The Clinical Decision Support Algorithm The final and most translational output of the study is the development of a predictive model to guide clinical practice.
- Methodology: Receiver Operating Characteristic (ROC) curve analysis will be performed.
- Process:
- Creation of a Normalization Index (NI): For each patient in Group B, a score will be calculated at T2 that quantifies how much their key biomarkers deviate from the healthy control average (e.g., as a Z-score).
- Prediction Test: The NI and other biomarker values from T2 will be used to predict the actual relapse outcome observed at T3.
- Performance Evaluation: The Area Under the Curve (AUC) will be calculated to measure the model's predictive accuracy. An AUC value above 0.80 is considered excellent.
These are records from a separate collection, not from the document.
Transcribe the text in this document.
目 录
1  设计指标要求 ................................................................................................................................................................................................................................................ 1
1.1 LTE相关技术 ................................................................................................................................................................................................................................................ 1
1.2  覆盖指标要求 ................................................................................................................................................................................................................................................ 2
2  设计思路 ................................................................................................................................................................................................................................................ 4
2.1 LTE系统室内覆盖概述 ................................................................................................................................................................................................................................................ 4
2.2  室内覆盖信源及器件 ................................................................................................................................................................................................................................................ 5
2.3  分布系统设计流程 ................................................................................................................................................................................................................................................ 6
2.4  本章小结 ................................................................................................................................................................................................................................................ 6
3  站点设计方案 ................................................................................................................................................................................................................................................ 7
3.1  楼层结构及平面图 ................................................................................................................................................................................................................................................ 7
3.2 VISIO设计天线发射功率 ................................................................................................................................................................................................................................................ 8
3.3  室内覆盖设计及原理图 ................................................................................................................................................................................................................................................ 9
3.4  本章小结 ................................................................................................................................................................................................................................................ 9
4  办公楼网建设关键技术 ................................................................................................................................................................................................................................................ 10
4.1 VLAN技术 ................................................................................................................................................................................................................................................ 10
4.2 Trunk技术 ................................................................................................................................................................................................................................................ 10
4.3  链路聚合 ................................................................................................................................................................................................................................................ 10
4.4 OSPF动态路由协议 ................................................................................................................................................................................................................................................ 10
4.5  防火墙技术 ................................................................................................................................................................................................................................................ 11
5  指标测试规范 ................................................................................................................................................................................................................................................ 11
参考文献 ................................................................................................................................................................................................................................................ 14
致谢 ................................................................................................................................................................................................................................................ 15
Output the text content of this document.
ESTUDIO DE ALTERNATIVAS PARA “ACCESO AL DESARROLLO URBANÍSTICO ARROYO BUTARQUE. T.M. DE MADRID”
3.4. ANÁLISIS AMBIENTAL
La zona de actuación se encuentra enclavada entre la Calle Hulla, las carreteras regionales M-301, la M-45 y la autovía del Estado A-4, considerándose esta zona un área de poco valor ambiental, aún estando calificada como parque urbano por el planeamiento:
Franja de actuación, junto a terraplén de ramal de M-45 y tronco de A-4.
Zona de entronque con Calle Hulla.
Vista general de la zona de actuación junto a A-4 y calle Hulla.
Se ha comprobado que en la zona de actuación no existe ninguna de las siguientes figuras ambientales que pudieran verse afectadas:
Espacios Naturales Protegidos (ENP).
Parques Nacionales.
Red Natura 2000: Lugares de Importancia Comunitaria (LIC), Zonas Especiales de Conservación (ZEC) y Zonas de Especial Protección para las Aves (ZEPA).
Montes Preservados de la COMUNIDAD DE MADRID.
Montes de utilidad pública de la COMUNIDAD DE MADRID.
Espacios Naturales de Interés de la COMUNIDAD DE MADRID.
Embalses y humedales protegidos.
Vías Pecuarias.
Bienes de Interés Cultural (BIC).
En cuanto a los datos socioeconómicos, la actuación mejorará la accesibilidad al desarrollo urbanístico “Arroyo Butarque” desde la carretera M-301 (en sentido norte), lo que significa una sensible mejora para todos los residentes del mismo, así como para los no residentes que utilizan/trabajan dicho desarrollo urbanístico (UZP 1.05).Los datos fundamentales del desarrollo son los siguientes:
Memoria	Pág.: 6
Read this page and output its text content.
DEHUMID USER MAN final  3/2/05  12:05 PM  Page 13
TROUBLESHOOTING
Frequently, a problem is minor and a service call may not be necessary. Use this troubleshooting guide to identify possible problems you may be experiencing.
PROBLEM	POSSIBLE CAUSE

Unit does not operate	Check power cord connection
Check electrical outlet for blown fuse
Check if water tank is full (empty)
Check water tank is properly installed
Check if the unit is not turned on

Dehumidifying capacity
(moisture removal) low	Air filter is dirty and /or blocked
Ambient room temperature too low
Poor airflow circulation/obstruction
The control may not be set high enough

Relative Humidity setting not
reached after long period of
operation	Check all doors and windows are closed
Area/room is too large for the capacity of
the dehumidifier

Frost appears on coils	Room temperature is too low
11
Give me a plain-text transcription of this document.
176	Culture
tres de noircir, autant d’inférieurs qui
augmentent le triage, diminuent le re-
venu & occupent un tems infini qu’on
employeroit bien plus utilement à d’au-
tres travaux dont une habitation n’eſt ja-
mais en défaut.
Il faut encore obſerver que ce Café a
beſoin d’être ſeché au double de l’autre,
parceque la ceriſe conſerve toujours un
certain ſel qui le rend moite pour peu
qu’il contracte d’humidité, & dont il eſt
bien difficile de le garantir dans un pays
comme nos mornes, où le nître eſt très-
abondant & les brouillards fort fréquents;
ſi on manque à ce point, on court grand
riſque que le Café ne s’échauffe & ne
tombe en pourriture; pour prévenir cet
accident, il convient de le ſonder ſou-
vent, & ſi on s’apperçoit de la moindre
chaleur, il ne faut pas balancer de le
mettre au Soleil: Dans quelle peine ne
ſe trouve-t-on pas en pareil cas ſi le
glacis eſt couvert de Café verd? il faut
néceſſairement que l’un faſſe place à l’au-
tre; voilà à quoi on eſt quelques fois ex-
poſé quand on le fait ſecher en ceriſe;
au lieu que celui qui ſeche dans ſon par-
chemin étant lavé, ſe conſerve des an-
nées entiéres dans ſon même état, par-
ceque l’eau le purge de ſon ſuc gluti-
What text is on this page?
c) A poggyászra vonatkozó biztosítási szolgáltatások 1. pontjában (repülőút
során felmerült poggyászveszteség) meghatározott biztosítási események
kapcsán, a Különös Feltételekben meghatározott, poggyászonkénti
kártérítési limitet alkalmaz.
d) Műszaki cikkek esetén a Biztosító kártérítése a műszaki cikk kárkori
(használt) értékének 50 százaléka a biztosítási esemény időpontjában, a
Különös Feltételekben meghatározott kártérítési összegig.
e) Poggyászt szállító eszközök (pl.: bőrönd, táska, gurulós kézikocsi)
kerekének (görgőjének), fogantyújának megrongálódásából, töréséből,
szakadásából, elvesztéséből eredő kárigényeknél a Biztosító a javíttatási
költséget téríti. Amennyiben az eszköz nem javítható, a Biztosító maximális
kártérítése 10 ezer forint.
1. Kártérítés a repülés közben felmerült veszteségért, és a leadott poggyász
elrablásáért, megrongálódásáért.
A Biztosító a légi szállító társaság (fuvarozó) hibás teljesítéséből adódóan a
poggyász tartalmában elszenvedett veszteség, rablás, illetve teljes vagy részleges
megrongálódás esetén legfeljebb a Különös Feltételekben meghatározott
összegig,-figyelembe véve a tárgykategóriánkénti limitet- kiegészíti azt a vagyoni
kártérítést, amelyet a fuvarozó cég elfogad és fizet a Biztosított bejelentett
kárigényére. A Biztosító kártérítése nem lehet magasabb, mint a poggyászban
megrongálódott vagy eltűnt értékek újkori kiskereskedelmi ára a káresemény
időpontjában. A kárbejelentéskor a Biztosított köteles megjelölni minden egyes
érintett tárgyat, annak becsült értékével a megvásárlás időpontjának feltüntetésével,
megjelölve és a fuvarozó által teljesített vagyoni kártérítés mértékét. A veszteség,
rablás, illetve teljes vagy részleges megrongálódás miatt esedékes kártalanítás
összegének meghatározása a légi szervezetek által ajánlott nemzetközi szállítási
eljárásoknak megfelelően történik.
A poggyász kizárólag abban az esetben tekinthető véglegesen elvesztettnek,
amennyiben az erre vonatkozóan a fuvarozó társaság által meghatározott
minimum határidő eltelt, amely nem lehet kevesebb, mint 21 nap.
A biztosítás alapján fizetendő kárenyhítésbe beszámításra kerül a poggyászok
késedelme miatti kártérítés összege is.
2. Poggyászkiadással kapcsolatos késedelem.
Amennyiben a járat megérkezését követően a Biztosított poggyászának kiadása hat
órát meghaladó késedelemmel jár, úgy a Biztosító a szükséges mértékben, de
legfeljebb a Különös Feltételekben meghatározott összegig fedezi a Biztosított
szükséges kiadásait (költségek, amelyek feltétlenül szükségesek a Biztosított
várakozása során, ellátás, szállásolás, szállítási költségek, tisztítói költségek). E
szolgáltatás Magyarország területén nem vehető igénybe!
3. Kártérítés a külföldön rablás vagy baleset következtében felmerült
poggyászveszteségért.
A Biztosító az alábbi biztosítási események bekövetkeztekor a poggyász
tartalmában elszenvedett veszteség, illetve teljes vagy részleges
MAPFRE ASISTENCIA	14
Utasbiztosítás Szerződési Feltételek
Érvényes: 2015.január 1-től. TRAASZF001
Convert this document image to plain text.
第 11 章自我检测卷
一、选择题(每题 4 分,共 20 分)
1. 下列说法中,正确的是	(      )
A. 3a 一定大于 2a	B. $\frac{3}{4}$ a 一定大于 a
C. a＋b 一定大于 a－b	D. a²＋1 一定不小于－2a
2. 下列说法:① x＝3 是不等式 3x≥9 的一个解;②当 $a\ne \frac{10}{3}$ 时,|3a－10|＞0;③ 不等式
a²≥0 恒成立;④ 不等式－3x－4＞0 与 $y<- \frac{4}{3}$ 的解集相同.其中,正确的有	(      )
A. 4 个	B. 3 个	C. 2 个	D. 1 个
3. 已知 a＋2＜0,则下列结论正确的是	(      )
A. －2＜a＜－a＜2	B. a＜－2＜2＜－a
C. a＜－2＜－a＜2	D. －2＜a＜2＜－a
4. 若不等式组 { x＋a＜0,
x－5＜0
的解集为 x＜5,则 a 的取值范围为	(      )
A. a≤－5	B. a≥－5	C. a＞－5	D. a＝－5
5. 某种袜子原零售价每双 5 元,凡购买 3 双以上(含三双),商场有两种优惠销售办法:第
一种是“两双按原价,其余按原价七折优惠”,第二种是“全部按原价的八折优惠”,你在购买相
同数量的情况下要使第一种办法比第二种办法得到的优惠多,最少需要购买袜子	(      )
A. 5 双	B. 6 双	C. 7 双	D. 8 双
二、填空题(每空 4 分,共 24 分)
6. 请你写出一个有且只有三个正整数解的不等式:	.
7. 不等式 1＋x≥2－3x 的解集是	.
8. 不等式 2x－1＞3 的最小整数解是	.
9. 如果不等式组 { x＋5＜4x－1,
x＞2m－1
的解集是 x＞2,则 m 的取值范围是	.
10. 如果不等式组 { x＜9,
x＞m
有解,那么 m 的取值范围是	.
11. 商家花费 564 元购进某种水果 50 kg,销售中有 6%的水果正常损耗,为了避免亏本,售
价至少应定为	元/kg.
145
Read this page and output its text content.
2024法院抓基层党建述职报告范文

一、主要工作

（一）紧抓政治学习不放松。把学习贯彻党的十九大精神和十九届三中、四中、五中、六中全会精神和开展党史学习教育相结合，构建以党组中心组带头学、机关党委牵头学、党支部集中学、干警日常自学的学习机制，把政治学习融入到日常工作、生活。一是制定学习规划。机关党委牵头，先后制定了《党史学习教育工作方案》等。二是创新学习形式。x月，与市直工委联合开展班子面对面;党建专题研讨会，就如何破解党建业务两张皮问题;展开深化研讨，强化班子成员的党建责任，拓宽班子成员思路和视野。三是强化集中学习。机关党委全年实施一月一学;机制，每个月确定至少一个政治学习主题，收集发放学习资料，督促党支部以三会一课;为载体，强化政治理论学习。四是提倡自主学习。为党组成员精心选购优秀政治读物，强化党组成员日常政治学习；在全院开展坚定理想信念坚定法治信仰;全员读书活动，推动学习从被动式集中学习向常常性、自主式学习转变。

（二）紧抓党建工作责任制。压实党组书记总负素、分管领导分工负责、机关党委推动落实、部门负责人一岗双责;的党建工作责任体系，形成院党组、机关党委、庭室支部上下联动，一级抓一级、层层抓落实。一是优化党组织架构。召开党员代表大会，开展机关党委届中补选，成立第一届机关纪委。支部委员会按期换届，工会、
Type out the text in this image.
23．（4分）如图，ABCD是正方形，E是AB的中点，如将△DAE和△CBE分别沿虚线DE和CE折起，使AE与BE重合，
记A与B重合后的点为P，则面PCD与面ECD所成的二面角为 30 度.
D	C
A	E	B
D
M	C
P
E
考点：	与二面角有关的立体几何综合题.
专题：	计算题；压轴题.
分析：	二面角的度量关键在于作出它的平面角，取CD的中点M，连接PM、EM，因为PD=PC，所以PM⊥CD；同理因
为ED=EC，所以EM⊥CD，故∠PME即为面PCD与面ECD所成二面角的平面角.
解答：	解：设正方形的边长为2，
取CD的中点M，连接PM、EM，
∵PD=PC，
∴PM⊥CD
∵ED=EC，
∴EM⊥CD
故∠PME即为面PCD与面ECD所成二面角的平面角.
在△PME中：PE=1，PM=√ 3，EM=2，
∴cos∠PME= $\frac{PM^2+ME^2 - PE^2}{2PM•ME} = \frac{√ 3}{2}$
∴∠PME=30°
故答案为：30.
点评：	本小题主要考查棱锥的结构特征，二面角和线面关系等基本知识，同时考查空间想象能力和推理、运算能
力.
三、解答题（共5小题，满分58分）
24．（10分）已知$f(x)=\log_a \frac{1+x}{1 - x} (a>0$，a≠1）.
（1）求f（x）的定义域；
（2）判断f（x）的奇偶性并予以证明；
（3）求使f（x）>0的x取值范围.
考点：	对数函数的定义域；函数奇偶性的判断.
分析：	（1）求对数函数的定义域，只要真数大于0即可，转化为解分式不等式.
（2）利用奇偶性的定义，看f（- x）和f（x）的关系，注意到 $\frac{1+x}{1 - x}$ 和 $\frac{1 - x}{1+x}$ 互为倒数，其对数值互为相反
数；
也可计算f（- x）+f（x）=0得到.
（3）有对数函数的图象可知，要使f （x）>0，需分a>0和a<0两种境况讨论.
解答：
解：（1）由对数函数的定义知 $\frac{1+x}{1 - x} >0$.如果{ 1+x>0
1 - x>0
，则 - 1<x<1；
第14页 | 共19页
- Cut-off Value Determination: The analysis will identify a specific biomarker threshold (a "cut-off" point) that provides the optimal balance of sensitivity and specificity for predicting relapse.
- Example Clinical Recommendation: "Based on the model, patients whose P300 latency remains above 320ms or whose specific mRNA expression is below value 'X' at the time of planned medication discontinuation have an 85% risk of relapse. It is recommended that these patients continue treatment, even if they report feeling well." V. Anticipated Conclusions and Clinical Impact
Upon completion, this study is positioned to make several powerful and field-advancing claims:
- Identification: "The phenotype of relapsing depression is distinguishable from single-episode depression at baseline through a distinct profile of P300 amplitude deficits and specific RNA expression patterns."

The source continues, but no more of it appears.